In tale contesto si è quindi deciso di affidare la gestione del fallimento al curatore, il quale, in costante contraddittorio con il comitato dei creditori, vero erede dei poteri del giudice delegato, cercherà di massimizzare la liquidazione dell’impresa. Potere che, come vedremo, è stato – con il decreto correttivo - traslato verso il comitato dei creditori, organo della procedura rappresentativo dei principali interessati all’esito della stessa.
Si è assistito dunque ad una distribuzione qualitativa dei poteri prima attribuita al giudice delegato, ora, non sempre razionalmente, affidati al comitato dei creditori e al curatore.
I compiti di amministrazione del patrimonio del debitore e di gestione della procedura affidati al giudice sotto la vigenza della precedente legge fallimentare erano giustificati dall’impronta pubblicistica e dirigistica caratterizzante tutte le procedure concorsuali.

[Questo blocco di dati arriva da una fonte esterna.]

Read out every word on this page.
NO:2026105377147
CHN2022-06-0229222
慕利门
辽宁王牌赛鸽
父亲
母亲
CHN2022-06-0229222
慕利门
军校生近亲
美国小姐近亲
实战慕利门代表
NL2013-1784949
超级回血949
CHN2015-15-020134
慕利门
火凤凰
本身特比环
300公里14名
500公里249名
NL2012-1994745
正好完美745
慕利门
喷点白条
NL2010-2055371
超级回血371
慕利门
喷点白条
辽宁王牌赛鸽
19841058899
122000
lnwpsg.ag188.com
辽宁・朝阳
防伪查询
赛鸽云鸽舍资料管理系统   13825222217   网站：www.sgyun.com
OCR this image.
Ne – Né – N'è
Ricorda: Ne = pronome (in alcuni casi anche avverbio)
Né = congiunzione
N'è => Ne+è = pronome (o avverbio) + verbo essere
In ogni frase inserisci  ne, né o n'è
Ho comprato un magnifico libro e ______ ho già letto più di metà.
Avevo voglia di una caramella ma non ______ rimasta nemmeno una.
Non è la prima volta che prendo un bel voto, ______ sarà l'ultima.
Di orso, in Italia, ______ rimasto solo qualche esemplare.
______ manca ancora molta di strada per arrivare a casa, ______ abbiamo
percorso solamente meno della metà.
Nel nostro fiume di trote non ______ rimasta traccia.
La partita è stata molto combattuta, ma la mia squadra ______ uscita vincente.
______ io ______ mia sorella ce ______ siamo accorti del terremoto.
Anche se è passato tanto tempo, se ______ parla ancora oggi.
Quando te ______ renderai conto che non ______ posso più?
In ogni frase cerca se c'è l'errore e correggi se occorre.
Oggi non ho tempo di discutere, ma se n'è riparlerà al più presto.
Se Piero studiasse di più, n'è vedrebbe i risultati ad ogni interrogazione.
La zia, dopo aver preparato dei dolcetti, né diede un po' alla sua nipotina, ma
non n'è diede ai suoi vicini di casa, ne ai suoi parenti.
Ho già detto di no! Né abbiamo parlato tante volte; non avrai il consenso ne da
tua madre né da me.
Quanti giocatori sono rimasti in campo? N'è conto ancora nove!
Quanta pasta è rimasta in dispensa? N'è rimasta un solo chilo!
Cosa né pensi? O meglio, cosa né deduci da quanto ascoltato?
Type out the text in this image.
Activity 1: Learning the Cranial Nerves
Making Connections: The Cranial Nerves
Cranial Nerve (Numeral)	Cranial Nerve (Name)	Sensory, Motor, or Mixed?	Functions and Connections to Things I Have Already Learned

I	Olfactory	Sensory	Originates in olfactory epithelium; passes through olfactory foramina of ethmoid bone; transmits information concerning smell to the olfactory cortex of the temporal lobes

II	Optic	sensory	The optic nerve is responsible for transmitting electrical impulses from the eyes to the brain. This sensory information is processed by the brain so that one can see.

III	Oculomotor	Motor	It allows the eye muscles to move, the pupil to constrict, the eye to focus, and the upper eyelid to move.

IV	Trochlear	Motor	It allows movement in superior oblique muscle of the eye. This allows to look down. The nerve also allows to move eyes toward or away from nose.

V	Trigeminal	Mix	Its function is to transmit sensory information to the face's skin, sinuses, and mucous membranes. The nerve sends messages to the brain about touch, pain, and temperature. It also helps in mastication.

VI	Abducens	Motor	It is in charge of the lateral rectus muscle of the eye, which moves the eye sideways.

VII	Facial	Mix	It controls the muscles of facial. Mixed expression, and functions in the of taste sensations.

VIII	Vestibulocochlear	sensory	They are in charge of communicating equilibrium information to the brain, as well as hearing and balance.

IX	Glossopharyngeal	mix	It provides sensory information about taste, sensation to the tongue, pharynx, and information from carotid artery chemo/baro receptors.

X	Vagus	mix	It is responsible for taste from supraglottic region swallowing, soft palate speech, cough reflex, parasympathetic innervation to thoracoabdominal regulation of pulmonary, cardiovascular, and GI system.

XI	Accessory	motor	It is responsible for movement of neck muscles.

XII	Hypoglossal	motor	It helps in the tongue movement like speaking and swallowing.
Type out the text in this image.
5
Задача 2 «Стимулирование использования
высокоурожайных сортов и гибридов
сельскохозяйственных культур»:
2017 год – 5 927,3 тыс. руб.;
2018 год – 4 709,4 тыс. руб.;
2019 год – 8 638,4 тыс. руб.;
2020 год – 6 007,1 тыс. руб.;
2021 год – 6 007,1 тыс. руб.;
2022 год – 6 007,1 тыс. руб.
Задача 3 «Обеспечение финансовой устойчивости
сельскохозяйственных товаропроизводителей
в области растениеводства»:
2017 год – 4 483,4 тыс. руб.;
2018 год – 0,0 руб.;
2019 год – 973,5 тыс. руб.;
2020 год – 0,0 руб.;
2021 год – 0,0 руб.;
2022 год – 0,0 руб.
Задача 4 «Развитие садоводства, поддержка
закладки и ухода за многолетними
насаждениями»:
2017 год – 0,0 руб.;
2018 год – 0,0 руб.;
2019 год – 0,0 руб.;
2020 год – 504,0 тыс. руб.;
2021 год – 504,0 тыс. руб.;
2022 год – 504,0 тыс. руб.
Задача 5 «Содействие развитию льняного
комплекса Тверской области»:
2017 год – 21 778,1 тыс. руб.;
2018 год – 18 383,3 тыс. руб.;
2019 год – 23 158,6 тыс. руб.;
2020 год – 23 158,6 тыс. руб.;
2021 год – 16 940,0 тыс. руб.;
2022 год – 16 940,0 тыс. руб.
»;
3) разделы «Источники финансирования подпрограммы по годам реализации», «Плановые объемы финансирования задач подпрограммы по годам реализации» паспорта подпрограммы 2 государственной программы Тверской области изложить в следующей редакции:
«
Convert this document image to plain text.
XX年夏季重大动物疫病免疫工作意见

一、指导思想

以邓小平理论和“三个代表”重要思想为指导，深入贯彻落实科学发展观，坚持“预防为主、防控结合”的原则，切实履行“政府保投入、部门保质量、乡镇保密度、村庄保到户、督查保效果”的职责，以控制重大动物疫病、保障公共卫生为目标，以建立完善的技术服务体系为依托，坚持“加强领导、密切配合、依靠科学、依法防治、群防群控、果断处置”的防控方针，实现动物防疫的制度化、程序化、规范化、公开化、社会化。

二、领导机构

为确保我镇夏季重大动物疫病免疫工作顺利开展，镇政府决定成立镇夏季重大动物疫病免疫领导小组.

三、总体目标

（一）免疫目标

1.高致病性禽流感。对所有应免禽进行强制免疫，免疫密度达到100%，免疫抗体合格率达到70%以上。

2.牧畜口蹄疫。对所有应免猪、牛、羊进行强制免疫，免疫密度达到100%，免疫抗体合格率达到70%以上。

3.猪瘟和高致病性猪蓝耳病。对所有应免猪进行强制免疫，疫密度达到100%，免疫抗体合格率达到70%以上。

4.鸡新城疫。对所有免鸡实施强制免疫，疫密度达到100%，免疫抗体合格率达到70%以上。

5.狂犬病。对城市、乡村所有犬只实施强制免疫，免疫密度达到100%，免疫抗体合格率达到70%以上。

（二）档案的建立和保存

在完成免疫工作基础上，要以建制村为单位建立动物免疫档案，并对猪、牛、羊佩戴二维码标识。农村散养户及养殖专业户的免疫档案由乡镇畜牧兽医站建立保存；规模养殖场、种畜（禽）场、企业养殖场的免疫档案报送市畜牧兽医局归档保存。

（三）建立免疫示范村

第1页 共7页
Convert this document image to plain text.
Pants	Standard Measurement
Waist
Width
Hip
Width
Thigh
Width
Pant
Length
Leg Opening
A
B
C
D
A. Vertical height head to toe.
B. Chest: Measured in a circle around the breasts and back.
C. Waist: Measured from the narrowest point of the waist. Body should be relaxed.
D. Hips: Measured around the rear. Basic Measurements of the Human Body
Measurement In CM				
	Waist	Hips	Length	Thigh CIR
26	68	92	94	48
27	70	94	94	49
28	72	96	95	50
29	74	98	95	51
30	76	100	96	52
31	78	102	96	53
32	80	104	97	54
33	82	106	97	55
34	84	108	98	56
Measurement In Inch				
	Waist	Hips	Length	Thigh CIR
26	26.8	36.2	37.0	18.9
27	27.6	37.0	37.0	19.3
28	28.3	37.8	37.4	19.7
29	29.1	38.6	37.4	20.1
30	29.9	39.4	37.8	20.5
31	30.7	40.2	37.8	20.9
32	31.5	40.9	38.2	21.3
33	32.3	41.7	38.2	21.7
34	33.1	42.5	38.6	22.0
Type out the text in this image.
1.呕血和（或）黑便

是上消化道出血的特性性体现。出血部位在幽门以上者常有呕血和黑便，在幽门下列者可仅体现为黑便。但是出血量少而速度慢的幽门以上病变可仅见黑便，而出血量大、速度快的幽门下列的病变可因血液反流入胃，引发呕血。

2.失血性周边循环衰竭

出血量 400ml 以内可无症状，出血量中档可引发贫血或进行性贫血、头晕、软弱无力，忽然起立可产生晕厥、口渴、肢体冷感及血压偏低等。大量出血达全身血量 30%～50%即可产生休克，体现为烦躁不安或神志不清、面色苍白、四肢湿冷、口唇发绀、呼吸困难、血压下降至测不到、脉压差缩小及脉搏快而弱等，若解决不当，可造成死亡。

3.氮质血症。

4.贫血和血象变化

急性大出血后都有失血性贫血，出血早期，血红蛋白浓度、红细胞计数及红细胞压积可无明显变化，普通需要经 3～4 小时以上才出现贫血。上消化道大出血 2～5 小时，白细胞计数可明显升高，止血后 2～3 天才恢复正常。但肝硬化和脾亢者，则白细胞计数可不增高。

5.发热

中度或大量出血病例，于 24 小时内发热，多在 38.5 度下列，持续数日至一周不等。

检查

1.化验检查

Al comitato dei creditori – quale espressione collettiva dell’interesse comune al ceto creditorio – si è voluto affidare quelle maggiori competenze finalizzate ad un maggior coinvolgimento nella gestione della crisi d’impresa che, secondo un’attenta e qualificata dottrina, finirà tuttavia per condizionare l’andamento e l’esito del fallimento. Infatti, in aggiunta alle originarie funzioni consultive e di controllo del comitato, il decreto correttivo attribuisce poteri di autorizzazione per gli atti del curatore (Cfr. artt. 32, 35, 38, 41, 42, 72, 73, 81 e 104-ter l.fall.).
Vi è stato dunque un potenziamento di tale organo che, lungi da divenire strumento dei creditori forti a scapito dei piccoli creditori privati, dovrà invece essere canalizzato sotto il controllo del giudice, verso la massima soddisfazione di tutta la collettività di creditori coinvolti nella crisi aziendale.
Il risanamento e il recupero della crisi e/o insolvenza dell’impresa diventano dunque i due principali obiettivi che si è posto il nuovo regolamento delle procedure concorsuali, finalizzati alla rigenerazione di ricchezza e al salvataggio dei posti di lavoro, che lasceranno lo spazio alla liquidazione dell’azienda solo se concretamente inattuabili.
E’ in tale contesto si colloca il concordato fallimentare che da “modo di chiusura del tutto speciale e processualmente non naturale” (Roncoletta, Del concordato, in Codice del fallimento, a causa di P. Pajardi, quarta ed. p. 900) diventa strumento finalizzato all’ultimo tentativo di risanamento dell’azienda.